Dreaming of Others: New AI model decodes teammate intentions for coordination
Treating teammates as learnable components in world models for zero-shot collaboration.
In cooperative multi-agent reinforcement learning (MARL), agents must coordinate with partners whose internal policies are not directly observable. Traditional world models like Dreamer excel in single-agent settings but struggle with teammate-induced uncertainty. Leroy-Stone's 'Dreaming of Others' proposes a novel architecture that factorizes the latent state of a recurrent state-space model (RSSM) into separate environment and teammate components. An auxiliary Theory-of-Mind (ToM) head then infers latent embeddings of partner behavior—character, intent, and predicted actions—from partial observation trajectories. These teammate latents condition both the actor and critic, allowing the agent to mentally simulate and adapt to diverse collaborators.
The approach is designed to enable zero-shot and few-shot coordination in partially observable settings, suggesting a path toward AI that can cooperate with unfamiliar agents (including humans) without extensive retraining. The paper outlines benchmarks and evaluation protocols to assess impact.
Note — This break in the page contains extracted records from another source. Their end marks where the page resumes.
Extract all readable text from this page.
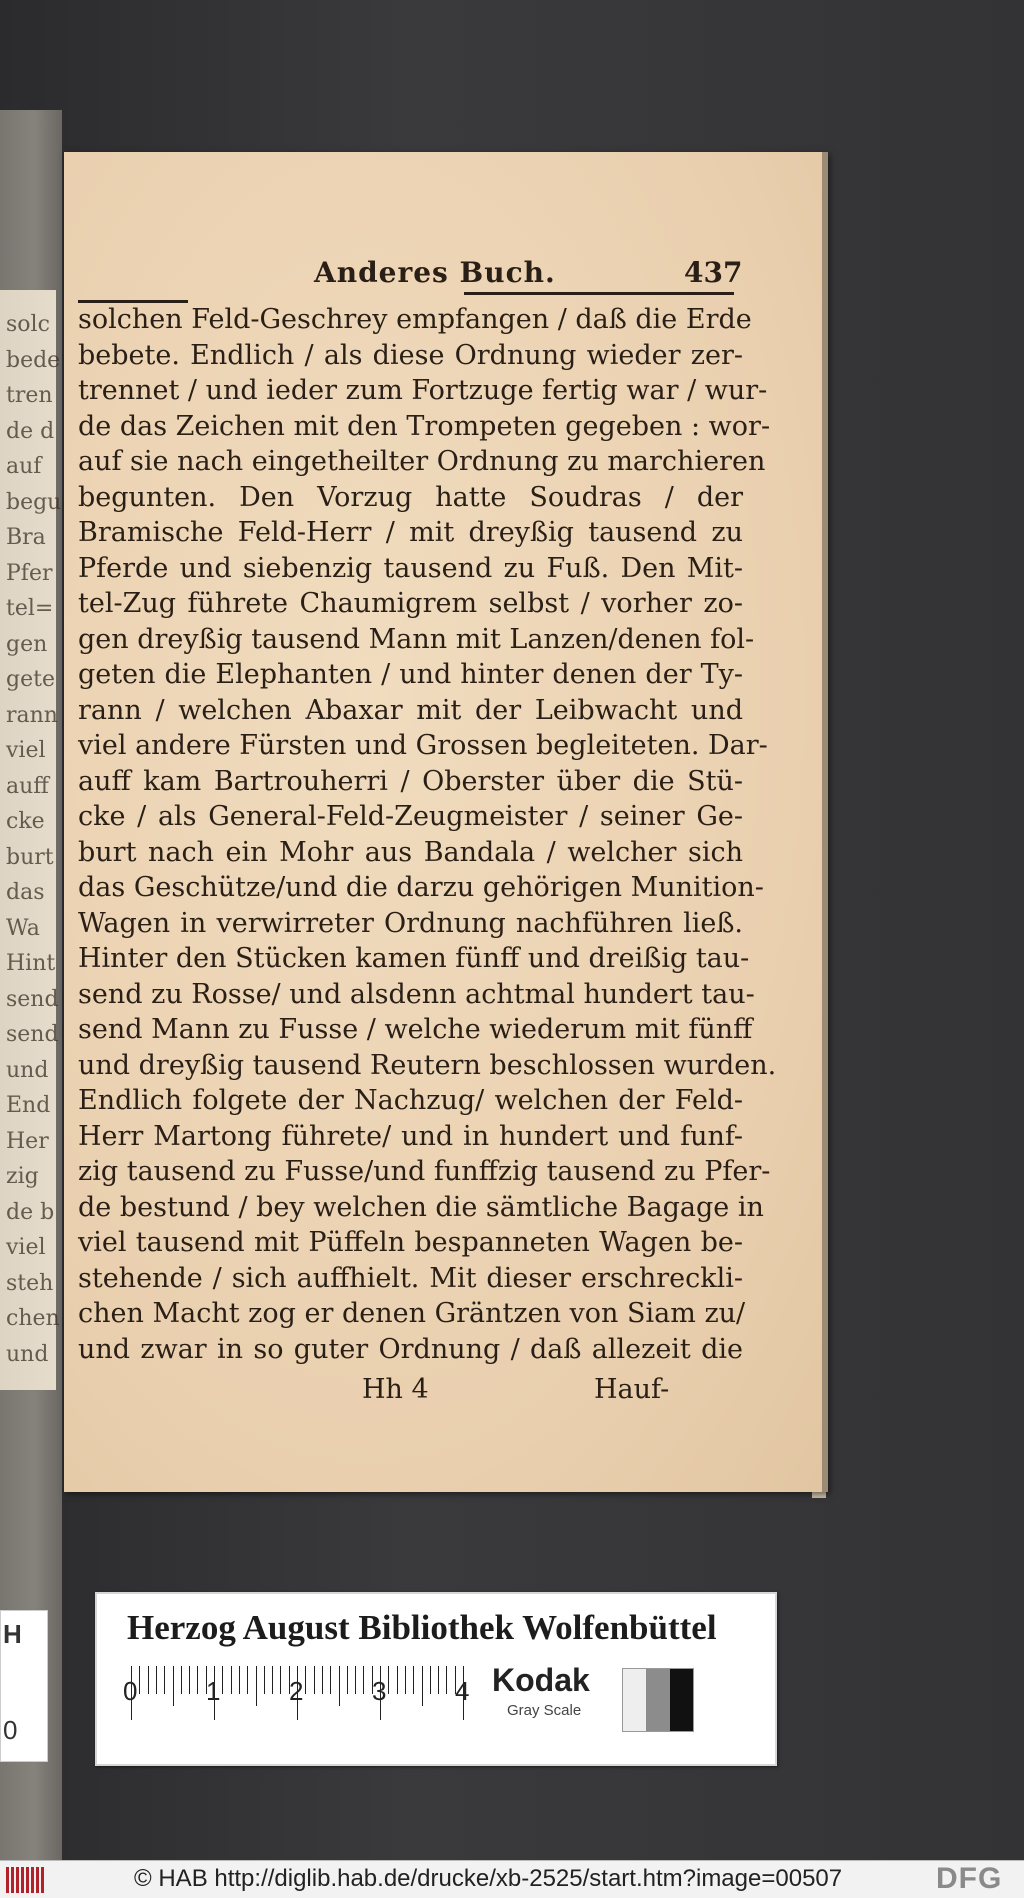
solc
bede
tren
de d
auf
begu
Bra
Pfer
tel=
gen
gete
rann
viel
auff
cke
burt
das
Wa
Hint
send
send
und
End
Her
zig
de b
viel
steh
chen
und
Anderes Buch.	437
solchen Feld-Geschrey empfangen / daß die Erde
bebete. Endlich / als diese Ordnung wieder zer-
trennet / und ieder zum Fortzuge fertig war / wur-
de das Zeichen mit den Trompeten gegeben : wor-
auf sie nach eingetheilter Ordnung zu marchieren
begunten. Den Vorzug hatte Soudras / der
Bramische Feld-Herr / mit dreyßig tausend zu
Pferde und siebenzig tausend zu Fuß. Den Mit-
tel-Zug führete Chaumigrem selbst / vorher zo-
gen dreyßig tausend Mann mit Lanzen/denen fol-
geten die Elephanten / und hinter denen der Ty-
rann / welchen Abaxar mit der Leibwacht und
viel andere Fürsten und Grossen begleiteten. Dar-
auff kam Bartrouherri / Oberster über die Stü-
cke / als General-Feld-Zeugmeister / seiner Ge-
burt nach ein Mohr aus Bandala / welcher sich
das Geschütze/und die darzu gehörigen Munition-
Wagen in verwirreter Ordnung nachführen ließ.
Hinter den Stücken kamen fünff und dreißig tau-
send zu Rosse/ und alsdenn achtmal hundert tau-
send Mann zu Fusse / welche wiederum mit fünff
und dreyßig tausend Reutern beschlossen wurden.
Endlich folgete der Nachzug/ welchen der Feld-
Herr Martong führete/ und in hundert und funf-
zig tausend zu Fusse/und funffzig tausend zu Pfer-
de bestund / bey welchen die sämtliche Bagage in
viel tausend mit Püffeln bespanneten Wagen be-
stehende / sich auffhielt. Mit dieser erschreckli-
chen Macht zog er denen Gräntzen von Siam zu/
und zwar in so guter Ordnung / daß allezeit die
Hh 4	Hauf-
H
0
Herzog August Bibliothek Wolfenbüttel
Kodak
Gray Scale
0	1	2	3	4
© HAB http://diglib.hab.de/drucke/xb-2525/start.htm?image=00507	DFG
By positioning world models as simulators of social behavior, this work opens new directions for generalizable, human-compatible AI. Accepted as a poster at the 2026 World Modeling Workshop, the 5-page conceptual paper (with 2 figures) represents a shift from world models as mere environmental predictors to social simulators that can 'dream of others.'
- Factorizes Dreamer-style RSSM latent space into environment and teammate-specific components.
- Introduces a Theory-of-Mind head that infers character, intent, and actions from partial trajectories.
- Enables zero-shot and few-shot coordination in partially observable multi-agent settings.
Why It Matters
World models evolve from environmental predictors to social simulators, enabling more robust human-AI collaboration.